Luminor publishes its unaudited results for Estonia, Latvia and Lithuania for the 2018 Q4 | Luminor

Luminor Estonia, Latvia and Lithuania all delivered good profitability throughout 2018 and kept a good momentum.

“In 2018 we saw Luminor’s financial results remain stable in all three Baltic States and show profitability throughout the year,” said Erkki Raasuke, Luminor Bank CEO. “Overall Luminor’s deposit volumes in 2018 increased by 7.6%, and while customer lending volumes had a minor decrease of 1.7% compared to 2017, our loan to deposit ratio improved.”

During Q4 2018, Luminor continued to focus in all three countries on transformation processes and completing the cross-border merger, whereby starting from 2 January 2019 Luminor continued its operations through a registered entity in Estonia and its branches in Latvia and Lithuania.

According to Raasuke, the economic environment of the Baltic States is currently favourable, with healthy growth rates in GDP, almost full employment, balanced current accounts and healthy levels of saving rates and surplus budgets.

“This positive economic backdrop has supported our decision to accelerate the transformation Luminor is currently undergoing,” he explained. “In 2019 we will be actively implementing our transformation plan and an ambitious programme of upgrading our customers’ online experience, pressing ahead with IT and digital transformation and gaining operating efficiency. We are also adjusting our organisation to changing business needs, take down post-merger duplications and simplifying our operations.”

In 2019 Luminor will also continue with the Know Your Customer (KYC) enhancement programme in all three countries, emphasising regulatory compliance as a key priority and conducting its business with integrity.


The accounts for Q4 2018 of Luminor Estonia show that net interest income remained stable at 16.8 million euros, while total operating expenses increased by 51% in the same period, driven by higher IT development costs. The net profit earned in Q4 2018 was 0.6 million euros, which was 6.5 million euros less than in Q3 2018 mainly due to tax on dividends recorded in Q4 2018.


Net interest incomes in the 4th quarter of 2018 in Latvia reached 13.6 million EUR, while the total net interest income difference grew for 1.2%. Operating income reached 30 million EUR during this period, which is for 1 million more than in the previous quarter. Slower operating income increase was mainly determined by the accumulations for end-of-year payments and one-off payments resulted from the investments in property and value depreciation losses. As a result, in general the incomes were growing, however, considering material additional investments in IT technologies, we closed the 4th quarter with 0.7 million EUR losses.

Unaudited financial statement for the 4th quarter of 2018 is available here. Consolidated audited financial statements of Luminor Estonia, Latvia and Lithuania for 2018 will be published in March 2019.

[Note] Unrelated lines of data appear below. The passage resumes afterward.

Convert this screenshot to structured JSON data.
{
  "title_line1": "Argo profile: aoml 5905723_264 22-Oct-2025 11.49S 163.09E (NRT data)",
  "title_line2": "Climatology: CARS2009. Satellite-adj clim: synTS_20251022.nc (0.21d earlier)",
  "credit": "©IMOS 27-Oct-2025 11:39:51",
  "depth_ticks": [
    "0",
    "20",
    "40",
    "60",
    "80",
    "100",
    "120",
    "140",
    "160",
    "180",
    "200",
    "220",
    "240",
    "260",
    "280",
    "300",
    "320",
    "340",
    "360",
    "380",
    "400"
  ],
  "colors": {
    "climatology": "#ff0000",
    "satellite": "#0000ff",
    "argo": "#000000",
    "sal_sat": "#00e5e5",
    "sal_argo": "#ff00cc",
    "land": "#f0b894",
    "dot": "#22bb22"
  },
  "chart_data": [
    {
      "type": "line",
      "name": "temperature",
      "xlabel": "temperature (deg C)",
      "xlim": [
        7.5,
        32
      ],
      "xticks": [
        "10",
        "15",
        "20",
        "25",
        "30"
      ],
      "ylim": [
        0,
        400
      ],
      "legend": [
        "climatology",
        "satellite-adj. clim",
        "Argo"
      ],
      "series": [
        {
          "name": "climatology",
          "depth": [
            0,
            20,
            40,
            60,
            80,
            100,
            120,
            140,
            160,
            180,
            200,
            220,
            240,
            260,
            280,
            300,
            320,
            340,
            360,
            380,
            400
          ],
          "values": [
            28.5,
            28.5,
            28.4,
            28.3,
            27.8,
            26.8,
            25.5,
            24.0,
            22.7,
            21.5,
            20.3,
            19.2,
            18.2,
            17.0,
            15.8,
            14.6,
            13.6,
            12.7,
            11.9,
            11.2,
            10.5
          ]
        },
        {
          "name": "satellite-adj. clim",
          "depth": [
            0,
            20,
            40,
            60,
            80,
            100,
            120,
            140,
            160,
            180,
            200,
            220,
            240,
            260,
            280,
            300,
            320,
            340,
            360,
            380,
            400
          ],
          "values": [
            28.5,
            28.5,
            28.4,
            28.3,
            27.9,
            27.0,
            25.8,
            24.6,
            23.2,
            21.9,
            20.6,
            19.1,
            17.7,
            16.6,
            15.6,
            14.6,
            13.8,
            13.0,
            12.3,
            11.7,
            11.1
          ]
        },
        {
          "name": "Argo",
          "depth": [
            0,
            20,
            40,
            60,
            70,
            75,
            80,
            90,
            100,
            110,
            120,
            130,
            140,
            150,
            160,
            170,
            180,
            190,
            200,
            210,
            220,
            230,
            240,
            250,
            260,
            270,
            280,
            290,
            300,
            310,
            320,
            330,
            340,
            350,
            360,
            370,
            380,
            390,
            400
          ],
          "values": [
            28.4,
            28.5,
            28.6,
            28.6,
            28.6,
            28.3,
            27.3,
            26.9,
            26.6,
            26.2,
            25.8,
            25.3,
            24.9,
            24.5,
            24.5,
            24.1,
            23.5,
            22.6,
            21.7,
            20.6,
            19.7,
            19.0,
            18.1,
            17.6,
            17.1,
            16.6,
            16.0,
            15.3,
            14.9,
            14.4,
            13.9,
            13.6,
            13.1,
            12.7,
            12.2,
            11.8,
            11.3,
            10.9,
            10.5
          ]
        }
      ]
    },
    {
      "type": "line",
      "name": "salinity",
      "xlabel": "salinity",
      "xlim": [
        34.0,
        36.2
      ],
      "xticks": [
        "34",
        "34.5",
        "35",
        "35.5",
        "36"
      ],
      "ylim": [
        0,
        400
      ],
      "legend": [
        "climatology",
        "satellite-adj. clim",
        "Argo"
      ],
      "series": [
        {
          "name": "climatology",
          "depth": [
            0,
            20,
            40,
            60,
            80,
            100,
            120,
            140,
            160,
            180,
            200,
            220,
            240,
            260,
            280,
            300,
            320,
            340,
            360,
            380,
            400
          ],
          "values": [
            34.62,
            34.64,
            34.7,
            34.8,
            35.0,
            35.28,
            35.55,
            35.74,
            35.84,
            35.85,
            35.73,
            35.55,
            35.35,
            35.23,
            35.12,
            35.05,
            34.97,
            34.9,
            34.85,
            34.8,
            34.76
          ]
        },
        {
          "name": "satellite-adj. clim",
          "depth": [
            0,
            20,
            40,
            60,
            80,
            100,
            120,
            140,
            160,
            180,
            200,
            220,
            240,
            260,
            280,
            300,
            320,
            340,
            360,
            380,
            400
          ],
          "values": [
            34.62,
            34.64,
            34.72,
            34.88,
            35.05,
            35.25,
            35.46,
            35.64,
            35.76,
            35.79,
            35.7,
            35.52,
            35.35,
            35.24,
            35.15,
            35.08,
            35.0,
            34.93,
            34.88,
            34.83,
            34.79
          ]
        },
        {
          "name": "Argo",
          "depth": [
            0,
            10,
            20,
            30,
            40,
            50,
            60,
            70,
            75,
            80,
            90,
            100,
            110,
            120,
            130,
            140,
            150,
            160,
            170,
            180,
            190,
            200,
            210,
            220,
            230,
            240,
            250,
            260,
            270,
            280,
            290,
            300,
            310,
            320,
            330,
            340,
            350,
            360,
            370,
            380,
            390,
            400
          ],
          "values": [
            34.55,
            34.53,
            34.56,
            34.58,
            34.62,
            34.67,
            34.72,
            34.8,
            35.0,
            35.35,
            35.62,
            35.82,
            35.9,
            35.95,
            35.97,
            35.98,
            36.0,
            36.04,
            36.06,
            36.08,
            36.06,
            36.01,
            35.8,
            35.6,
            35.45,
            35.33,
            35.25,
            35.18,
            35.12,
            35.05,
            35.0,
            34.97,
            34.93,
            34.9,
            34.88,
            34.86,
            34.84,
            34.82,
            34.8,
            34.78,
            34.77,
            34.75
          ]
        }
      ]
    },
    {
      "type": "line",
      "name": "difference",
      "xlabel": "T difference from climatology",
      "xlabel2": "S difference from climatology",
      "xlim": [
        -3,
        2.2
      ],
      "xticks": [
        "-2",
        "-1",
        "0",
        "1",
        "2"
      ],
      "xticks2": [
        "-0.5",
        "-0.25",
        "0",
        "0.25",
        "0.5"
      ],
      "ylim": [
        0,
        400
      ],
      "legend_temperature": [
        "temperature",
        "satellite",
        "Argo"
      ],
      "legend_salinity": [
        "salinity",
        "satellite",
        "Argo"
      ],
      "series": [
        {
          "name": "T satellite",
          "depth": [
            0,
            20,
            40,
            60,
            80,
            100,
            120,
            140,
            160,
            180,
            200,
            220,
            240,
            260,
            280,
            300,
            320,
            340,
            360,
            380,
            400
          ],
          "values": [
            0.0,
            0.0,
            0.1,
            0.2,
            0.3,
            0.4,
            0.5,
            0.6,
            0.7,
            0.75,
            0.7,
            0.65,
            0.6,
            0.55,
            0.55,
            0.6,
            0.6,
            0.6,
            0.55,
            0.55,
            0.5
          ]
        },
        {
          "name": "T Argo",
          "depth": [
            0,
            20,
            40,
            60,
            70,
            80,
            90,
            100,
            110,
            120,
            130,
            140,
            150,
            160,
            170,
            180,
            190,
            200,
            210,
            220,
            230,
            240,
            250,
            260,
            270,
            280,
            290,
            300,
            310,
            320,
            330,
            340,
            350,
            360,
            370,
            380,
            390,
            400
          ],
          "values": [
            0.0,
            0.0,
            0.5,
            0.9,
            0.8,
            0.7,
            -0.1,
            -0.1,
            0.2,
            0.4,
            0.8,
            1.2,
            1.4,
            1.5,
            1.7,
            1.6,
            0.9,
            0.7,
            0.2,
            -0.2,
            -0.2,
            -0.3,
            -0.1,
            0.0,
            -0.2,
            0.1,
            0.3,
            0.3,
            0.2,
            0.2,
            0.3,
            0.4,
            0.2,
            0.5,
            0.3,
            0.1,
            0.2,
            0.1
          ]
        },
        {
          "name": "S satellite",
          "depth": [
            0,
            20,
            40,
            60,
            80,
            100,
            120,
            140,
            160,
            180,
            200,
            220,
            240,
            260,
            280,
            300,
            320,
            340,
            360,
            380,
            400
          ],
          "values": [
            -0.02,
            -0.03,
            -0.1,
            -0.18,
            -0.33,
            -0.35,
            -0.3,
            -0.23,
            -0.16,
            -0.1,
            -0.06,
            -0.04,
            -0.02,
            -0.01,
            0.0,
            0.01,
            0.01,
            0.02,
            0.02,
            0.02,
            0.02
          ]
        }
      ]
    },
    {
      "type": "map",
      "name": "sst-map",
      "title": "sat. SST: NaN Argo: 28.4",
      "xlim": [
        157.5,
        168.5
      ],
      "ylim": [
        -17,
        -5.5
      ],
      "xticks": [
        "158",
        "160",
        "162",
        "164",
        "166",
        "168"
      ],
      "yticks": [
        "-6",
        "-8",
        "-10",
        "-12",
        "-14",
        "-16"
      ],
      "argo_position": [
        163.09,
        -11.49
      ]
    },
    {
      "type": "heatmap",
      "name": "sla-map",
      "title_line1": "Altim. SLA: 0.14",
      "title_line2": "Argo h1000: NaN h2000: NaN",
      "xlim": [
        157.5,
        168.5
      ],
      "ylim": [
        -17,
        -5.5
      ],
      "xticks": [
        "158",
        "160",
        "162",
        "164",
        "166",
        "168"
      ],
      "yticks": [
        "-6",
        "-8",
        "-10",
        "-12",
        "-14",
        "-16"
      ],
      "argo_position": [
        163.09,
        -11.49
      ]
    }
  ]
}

“The previous year was dynamic for Luminor and we paid great attention to the improvement of customer service quality both in the segments of private persons and private banking, as well as in the business segment. Since Luminor introduced a new customer service concept involving the increasing customer focus on digital bank channels, the activity of customers using remote channels increased for 26%, while the amount of services in customer service centres reduced by half. Moreover, with the introduction of a new digital authentication solution Smart ID, the number of unique users increased until approximately 27 thousands in 1.5 months", explains the Head of Luminor Retail banking / Luminor Latvia Kerli Gabrilovica. “We are happy to see that customer satisfaction by our banking services is increasing each quarter, which is also confirmed by the customer satisfaction data acquired by a “secret shopper” method (88%, 4th quarter).


The Q4 2018 net profit earned in Luminor Lithuania was 3.1 million euros, which was 16.7 million euros less compared to Q3 2018. This drop was mainly due to impairment losses on loans and higher IT and other administrative expenses during the quarter. Net interest income increased by 0.4% reaching 28.3 million euros and net commission income increased by 0.5% compared to Q3 2018.

The Luminor Estonia 2018 unaudited Q4 report is available here. Consolidated audited results for Estonia, Latvia and Lithuania 2018 will be published by the end of March 2019.